Selanjutnya, data-data yang sudah terverifikasi oleh Badan Litbangkes dikirim ke Public Health Emergency Operation Center (PHEOC) Kemenkes. Dari sini, data akan kembali dicocokkan melalui verifikasi dan validasi. Pada tahapan ini pun, lembaga itu juga menerima data terkait penelusuran yang dilakukan oleh Dinas Kesehatan daerah.
"Setelah proses pada Litbangkes, kemudian data dikirimkan ke Public Health Emergency Operation Center (PHEOC). Itu pun juga diverifikasi dan divalidasi. Di PHEOC itu juga terima data selain dari laboratorium, itu pun ada data dari Dinkes daerah terkait surveilans terkait penelusuran epidemiologi," ujar Didik.
"Jadi di sana mereka berproses lakukan validasi dan verifikasi sampai muncul berapa jumlah spesimen yang diperiksa kemudian berapa orang yang diperiksa sampai muncul positif-negatif. Bahkan dari Dinkes berikan informasi berapa ODP, berapa PDP, sampai yang sembuh," lanjutnya.

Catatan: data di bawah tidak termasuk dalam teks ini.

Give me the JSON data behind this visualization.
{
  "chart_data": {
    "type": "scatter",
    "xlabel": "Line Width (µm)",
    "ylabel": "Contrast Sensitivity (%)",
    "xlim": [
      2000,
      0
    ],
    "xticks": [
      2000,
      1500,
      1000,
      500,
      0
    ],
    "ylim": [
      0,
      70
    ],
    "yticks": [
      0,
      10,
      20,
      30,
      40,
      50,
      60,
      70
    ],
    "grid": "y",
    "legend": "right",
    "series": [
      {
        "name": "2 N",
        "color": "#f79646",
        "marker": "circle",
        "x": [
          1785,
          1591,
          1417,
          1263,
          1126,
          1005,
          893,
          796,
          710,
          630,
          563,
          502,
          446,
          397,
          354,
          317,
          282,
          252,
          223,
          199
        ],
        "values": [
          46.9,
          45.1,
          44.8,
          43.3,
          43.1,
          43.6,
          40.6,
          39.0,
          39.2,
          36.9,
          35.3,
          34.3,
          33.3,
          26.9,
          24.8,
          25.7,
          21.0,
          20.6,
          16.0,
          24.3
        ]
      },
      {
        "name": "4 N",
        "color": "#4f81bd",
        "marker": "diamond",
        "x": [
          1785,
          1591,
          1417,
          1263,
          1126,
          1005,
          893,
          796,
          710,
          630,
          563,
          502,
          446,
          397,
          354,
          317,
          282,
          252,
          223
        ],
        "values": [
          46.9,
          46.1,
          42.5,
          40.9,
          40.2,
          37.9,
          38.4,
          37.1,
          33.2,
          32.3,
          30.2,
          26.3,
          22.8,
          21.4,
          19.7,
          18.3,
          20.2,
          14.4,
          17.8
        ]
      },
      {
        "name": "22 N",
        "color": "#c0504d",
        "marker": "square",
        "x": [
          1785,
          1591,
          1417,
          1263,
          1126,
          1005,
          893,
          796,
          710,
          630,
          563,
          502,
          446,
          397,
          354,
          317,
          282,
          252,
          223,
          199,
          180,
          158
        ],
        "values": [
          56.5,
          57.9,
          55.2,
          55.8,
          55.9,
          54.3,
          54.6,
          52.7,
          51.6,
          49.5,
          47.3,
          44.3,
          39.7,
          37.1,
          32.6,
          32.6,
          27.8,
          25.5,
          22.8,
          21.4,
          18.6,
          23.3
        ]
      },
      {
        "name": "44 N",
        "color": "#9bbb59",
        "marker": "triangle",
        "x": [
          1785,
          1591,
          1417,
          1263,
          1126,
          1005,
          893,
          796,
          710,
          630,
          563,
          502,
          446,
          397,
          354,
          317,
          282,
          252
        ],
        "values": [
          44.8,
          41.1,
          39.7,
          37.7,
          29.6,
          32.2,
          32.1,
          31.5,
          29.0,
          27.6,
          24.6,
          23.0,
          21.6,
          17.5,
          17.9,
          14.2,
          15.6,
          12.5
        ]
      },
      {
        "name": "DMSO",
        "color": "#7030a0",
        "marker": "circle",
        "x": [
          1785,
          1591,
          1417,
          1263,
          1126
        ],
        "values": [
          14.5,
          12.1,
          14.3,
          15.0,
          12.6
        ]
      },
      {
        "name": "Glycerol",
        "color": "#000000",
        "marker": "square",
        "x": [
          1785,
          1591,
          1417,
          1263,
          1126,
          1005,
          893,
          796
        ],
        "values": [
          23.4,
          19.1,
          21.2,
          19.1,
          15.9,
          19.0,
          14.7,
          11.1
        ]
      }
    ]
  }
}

Ada Beda Data Terkait Corona, Ini Penyebabnya:
Terakhir, Pusat Data dan Informasi Kemenkes akan menerima data dari PHEOC. Didik menegaskan pada tahapan ini, Kemenkes melakukan verifikasi dan validasi terakhir agar data yang disampaikan masyarakat benar adanya. Secara otomatis, data-data ini pun akan diterima oleh Gugus Tugas.
"Kemudian diverifikasi sampai masuk data warehouse di Pusat Data Informasi Kemenkes. Ini secara sistem sudah mengalir, di pusat data pun tidak sekadar diterima tetapi diverifikasi dan validasi terakhir supaya betul-betul clean ketika jubir untuk menyampaikan data-data dan update seluruhnya. Kita terintegrasi dengan Gugus Tugas, jadi langsung terkirim setiap 12 menit ditarik oleh Gugus Tugas. Jadi demikian alurnya," jelas Didik.
Didik pun memastikan bahwa data yang dibacakan oleh juru Bicara Pemerintah terkait COVID-19 Achmad Yurianto telah melewati verifikasi dan validasi data yang ketat. Ia meminta masyarakat tidak perlu memperdebatkan mengenai perbedaan data pemerintah dan berjanji akan terus meningkatkan proses verifikasi dan validasi data.
"Pertama di Badan Litbangkes, kemudian di PHEOC, dan ketiga di Pusat Data dan Informasi. Data yang mengalir di Gugus Tugas betul-betul yang sudah terverifikasi. Untuk perbedaan-perbedaan data seyogyanya tidak perlu diperdebatkan lagi, karena mekanismenya sudah demikian. Yang penting integrasi data sudah terjadi dan akan terus kita tingkatkan kualitasnya," terangnya.
Nantinya, data-data ini akan berguna bagi masyarakat dalam melihat peta sebaran COVID-19 di daerah masing-masing. Selain itu, melalui informasi ini, pemerintah dapat melakukan evaluasi penanganan COVID-19 sebelum menentukan kebijakan baru.
"Jadi sangat bermanfaat sekali, pertama bisa ketahui sebaran-sebaran dan tentu saja akan berikan warning kepada masyarakat di daerah, 'oh ternyata daerah saya merah'. Sehingga dengan data-data itu masyarakat bisa preventif. Ini sangat penting sekali," kata Didik.
"Saya juga baca di surat kabar kalau nggak salah data sudah mulai landai. Hal ini tentu saja suatu data yang memang terus dipantau oleh pengambil kebijakan. Kalau terlihat landai kita bisa intervensi ke belakang, 'oh ternyata selama ini dilakukan sudah on the track'. Ke depannya juga ada beberapa langkah-langkah yang bisa disesuaikan dengan data-data yang cukup signifikan," pungkasnya.